The module went live under pressure, but the system was not ready. The application server was incomplete, so the insurance module ran on a separate server using existing PCs. Errors followed: duplicate cards, wrong cards, cash collection mismatches. At one point, there was a discrepancy of nearly ₹2 lakhs. Some of it was program malfunction, some of it was inadequate monitoring, and all of it was a warning: computerisation does not automatically create discipline. It only exposes the lack of it.

The most alarming discovery was that the source code of the insurance module could not be found. Later, during implementation work in early 2005, one PC that contained the source code was accidentally overwritten. The code was lost—again. It sounds unbelievable today, but in those early days, we were learning not just software, but software culture: backups, version control, accountability.

C-DAC promised to rebuild the module before the next cycle. We continued, bruised but not defeated.

The slow birth of a system

By early 2005, teams were working on pharmacy, investigations, billing, OPD, and ADT modules. Servers arrived. Oracle database servers came in. Red Hat Linux was installed. Red Hat Cluster was introduced with an explanation that made sense even to a non-engineer: like friends pulling together—if one drops out, the others keep the rope moving.

Even then, the servers struggled. A busy teaching hospital does not behave like a small demo unit. Transactions crawled. Staff complained. On 11 August 2006, I wrote to C-DAC with a line that came from the heart: “We look forward to a server that would run, not crawl.” It was half complaint, half prayer.

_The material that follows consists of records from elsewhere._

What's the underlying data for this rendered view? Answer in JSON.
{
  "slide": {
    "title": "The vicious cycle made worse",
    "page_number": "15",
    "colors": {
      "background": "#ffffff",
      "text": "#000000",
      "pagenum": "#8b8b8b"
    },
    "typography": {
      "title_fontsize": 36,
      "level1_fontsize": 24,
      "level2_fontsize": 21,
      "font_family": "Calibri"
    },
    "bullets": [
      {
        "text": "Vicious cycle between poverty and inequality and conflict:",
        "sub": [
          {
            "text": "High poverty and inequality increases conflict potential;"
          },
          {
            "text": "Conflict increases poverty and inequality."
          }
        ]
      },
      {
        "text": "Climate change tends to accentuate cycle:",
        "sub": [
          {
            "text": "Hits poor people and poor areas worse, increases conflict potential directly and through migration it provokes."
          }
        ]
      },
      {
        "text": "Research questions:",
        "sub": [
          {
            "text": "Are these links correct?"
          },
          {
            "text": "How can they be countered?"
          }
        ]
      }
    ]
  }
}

Over time, upgrades happened. RAM increased. Processors were added. Hardware improved. In 2012, MGIMS moved from Pramati to Tomcat to make the system more stable and browser-independent. Engineers from outside firms came, stayed in Sevagram, worked late into the night, and made it happen. The HIS kept evolving—not because it was perfect, but because we refused to let it die.

What I remember most

When people ask me how HIS began in Sevagram, they often expect a dramatic answer—a visionary moment, a bold speech, a single hero.

But that is not how it happened.

It began with ordinary people learning unfamiliar things. It began with engineers walking through crowded OPDs, trying to understand a rural hospital’s rhythm. It began with staff members overcoming fear of a mouse. It began with cables laid under roads at night. It began with mistakes—lost documents, overwritten code, mismatched cash, slow servers. It began with frustration, and then stubborn persistence.

And slowly, almost quietly, it became real.

The first time I saw a patient’s details appear on a screen without anyone searching for a file, I felt something shift. Not pride. Relief. The kind you feel when a long-standing headache finally eases.

Sevagram did not become digital because we were advanced. We became digital because paper had started failing us, and we were willing to learn—one module, one mistake, one night at a time.